Weddings, funerals, and the potential threat of jury duty: These are the only reasons I have a suit in my wardrobe. But today, it feels necessary to scrub up and have some sartorial decency.
See, Toyota may have recently got into bed with BMW in order to rummage around each other’s parts bins to produce the Supra, but there’s one car in the firm’s armory that remains staunchly Japanese: the Century. Internally, it’s considered the company’s halo product. Introduced in 1967, it was Japan’s first domestically produced luxury chauffeur car, one named in honor of the centenary of the birth of the company’s founder, Sakichi Toyoda, and it’s only ever been available in its home market.

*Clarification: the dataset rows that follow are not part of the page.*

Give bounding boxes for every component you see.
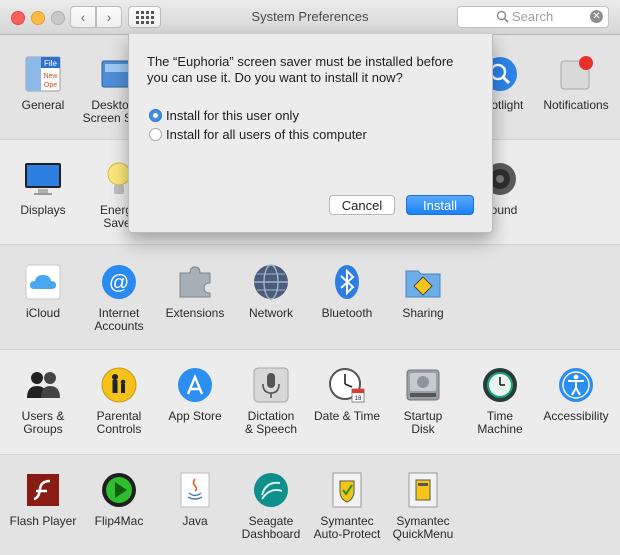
dialog-message: The “Euphoria” screen saver must be inst… (147, 54, 454, 85)
pane-date-time[interactable]: 18 Date & Time (308, 366, 386, 423)
radio-this-user-only[interactable]: Install for this user only (149, 108, 299, 123)
clear-search-icon[interactable]: ✕ (590, 10, 603, 23)
pane-label: Symantec Auto-Protect (313, 514, 381, 541)
pane-users-groups[interactable]: Users & Groups (4, 366, 82, 436)
radio-selected-icon[interactable] (149, 109, 162, 122)
search-icon (496, 10, 509, 23)
pane-parental-controls[interactable]: Parental Controls (80, 366, 158, 436)
pane-bluetooth[interactable]: Bluetooth (308, 263, 386, 320)
clock-icon: 18 (328, 366, 366, 404)
svg-text:New: New (43, 73, 58, 80)
pane-extensions[interactable]: Extensions (156, 263, 234, 320)
pane-label: Sharing (402, 306, 444, 320)
pane-label: Accessibility (543, 409, 609, 423)
pane-label: Time Machine (477, 409, 523, 436)
pane-sharing[interactable]: Sharing (384, 263, 462, 320)
disk-icon (404, 366, 442, 404)
pane-label: Dictation & Speech (244, 409, 298, 436)
pane-label: Java (182, 514, 208, 528)
pane-time-machine[interactable]: Time Machine (461, 366, 539, 436)
pane-icloud[interactable]: iCloud (4, 263, 82, 320)
symantec-icon (328, 471, 366, 509)
pane-internet-accounts[interactable]: @ Internet Accounts (80, 263, 158, 333)
time-machine-icon (481, 366, 519, 404)
pane-label: Flash Player (9, 514, 77, 528)
cancel-button[interactable]: Cancel (329, 195, 395, 215)
svg-text:18: 18 (355, 396, 362, 402)
pane-label: Symantec QuickMenu (392, 514, 454, 541)
globe-icon (252, 263, 290, 301)
search-input[interactable] (512, 8, 584, 24)
pane-label: iCloud (25, 306, 61, 320)
seagate-icon (252, 471, 290, 509)
pane-accessibility[interactable]: Accessibility (537, 366, 615, 423)
accessibility-icon (557, 366, 595, 404)
pane-symantec-quickmenu[interactable]: Symantec QuickMenu (384, 471, 462, 541)
pane-label: General (21, 98, 65, 112)
pane-label: Parental Controls (96, 409, 142, 436)
icloud-icon (24, 263, 62, 301)
pane-label: Displays (20, 203, 66, 217)
pane-notifications[interactable]: Notifications (537, 55, 615, 112)
internet-accounts-icon: @ (100, 263, 138, 301)
pane-displays[interactable]: Displays (4, 160, 82, 217)
pane-label: Network (248, 306, 293, 320)
svg-text:File: File (44, 59, 57, 68)
pane-label: Date & Time (313, 409, 381, 423)
symantec-quickmenu-icon (404, 471, 442, 509)
pane-app-store[interactable]: App Store (156, 366, 234, 423)
svg-text:Ope: Ope (44, 82, 57, 89)
svg-text:@: @ (109, 272, 129, 294)
pane-symantec-auto-protect[interactable]: Symantec Auto-Protect (308, 471, 386, 541)
general-icon: File New Ope (24, 55, 62, 93)
pane-startup-disk[interactable]: Startup Disk (384, 366, 462, 436)
pane-label: Extensions (165, 306, 225, 320)
search-field[interactable]: ✕ (457, 6, 609, 28)
pane-label: Bluetooth (321, 306, 373, 320)
pane-java[interactable]: Java (156, 471, 234, 528)
parental-controls-icon (100, 366, 138, 404)
pane-label: Internet Accounts (94, 306, 144, 333)
pane-row-system: Users & Groups Parental Controls App Sto… (0, 350, 620, 455)
pane-row-internet: iCloud @ Internet Accounts Extensions Ne… (0, 245, 620, 350)
radio-unselected-icon[interactable] (149, 128, 162, 141)
flash-icon (24, 471, 62, 509)
pane-general[interactable]: File New Ope General (4, 55, 82, 112)
users-groups-icon (24, 366, 62, 404)
notifications-icon (557, 55, 595, 93)
title-bar: ‹ › System Preferences ✕ (0, 0, 620, 35)
bluetooth-icon (328, 263, 366, 301)
radio-label: Install for this user only (166, 108, 299, 123)
pane-label: Flip4Mac (94, 514, 144, 528)
pane-label: App Store (168, 409, 222, 423)
microphone-icon (252, 366, 290, 404)
pane-label: Startup Disk (403, 409, 443, 436)
radio-label: Install for all users of this computer (166, 127, 367, 142)
pane-label: Seagate Dashboard (241, 514, 301, 541)
pane-label: Users & Groups (21, 409, 65, 436)
displays-icon (24, 160, 62, 198)
radio-all-users[interactable]: Install for all users of this computer (149, 127, 367, 142)
sharing-folder-icon (404, 263, 442, 301)
pane-dictation-speech[interactable]: Dictation & Speech (232, 366, 310, 436)
pane-network[interactable]: Network (232, 263, 310, 320)
pane-label: Notifications (543, 98, 609, 112)
pane-flip4mac[interactable]: Flip4Mac (80, 471, 158, 528)
flip4mac-icon (100, 471, 138, 509)
java-icon (176, 471, 214, 509)
app-store-icon (176, 366, 214, 404)
puzzle-piece-icon (176, 263, 214, 301)
pane-seagate-dashboard[interactable]: Seagate Dashboard (232, 471, 310, 541)
pane-row-other: Flash Player Flip4Mac Java Seagate Dashb… (0, 455, 620, 555)
install-screen-saver-dialog: The “Euphoria” screen saver must be inst… (128, 34, 493, 233)
pane-flash-player[interactable]: Flash Player (4, 471, 82, 528)
install-button[interactable]: Install (406, 195, 474, 215)
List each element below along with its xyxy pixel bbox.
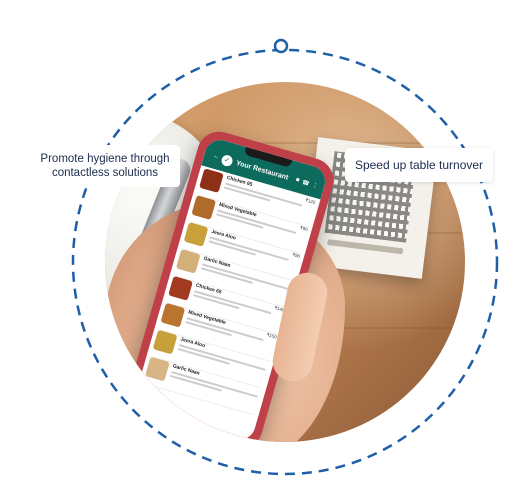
turnover-label: Speed up table turnover	[345, 148, 493, 182]
phone-icon[interactable]: ☎	[301, 178, 310, 187]
dish-image	[199, 168, 224, 194]
dish-image	[175, 249, 201, 274]
dish-image	[168, 275, 193, 301]
illustration: ← ✓ Your Restaurant ■ ☎ ⋮ Chicken 65 ₹120…	[0, 0, 525, 500]
restaurant-avatar: ✓	[220, 153, 234, 167]
dish-image	[145, 356, 170, 382]
video-camera-icon[interactable]: ■	[295, 177, 300, 184]
dish-price: ₹120	[304, 197, 317, 206]
dish-price: ₹90	[299, 224, 309, 232]
arrow-left-icon[interactable]: ←	[212, 153, 219, 160]
ring-node-icon	[273, 38, 289, 54]
dish-image	[160, 302, 186, 328]
dish-image	[152, 329, 178, 355]
hygiene-label: Promote hygiene through contactless solu…	[30, 145, 180, 187]
dish-price: ₹90	[291, 251, 301, 259]
dish-image	[183, 222, 209, 247]
more-vertical-icon[interactable]: ⋮	[311, 181, 319, 189]
dish-image	[191, 195, 217, 220]
restaurant-photo: ← ✓ Your Restaurant ■ ☎ ⋮ Chicken 65 ₹120…	[105, 82, 465, 442]
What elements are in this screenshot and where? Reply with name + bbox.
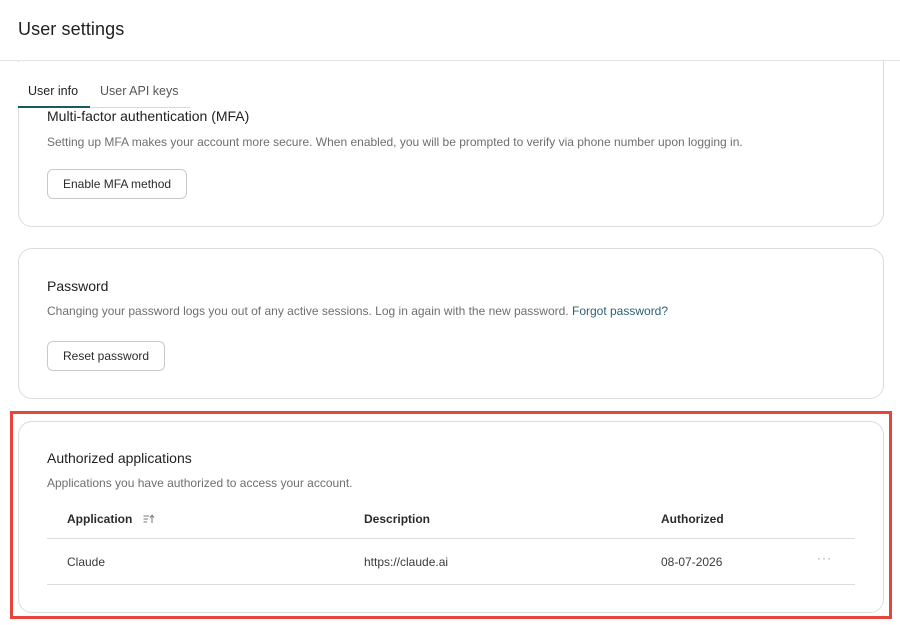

Developed from scratch and wrapped in a restrained yet stately design, the Century has always been Asia’s answer to big pimpin’. Featuring scrupulous Japanese craftsmanship and unprecedented technology, its first generation in the ’60s offered an unrivaled experience to whoever was lucky enough to sit in the back—so much so that it ossified itself within Japan’s automotive landscape, and was on sale for a whopping 30 years before being updated. Not wanting to shake things up, the second generation continued the first’s brief, but featured a bespoke 5.0-liter 48-valve V12 (Japan’s first and only front-engine, rear-drive 12-banger), and was on sale for a further 21 years.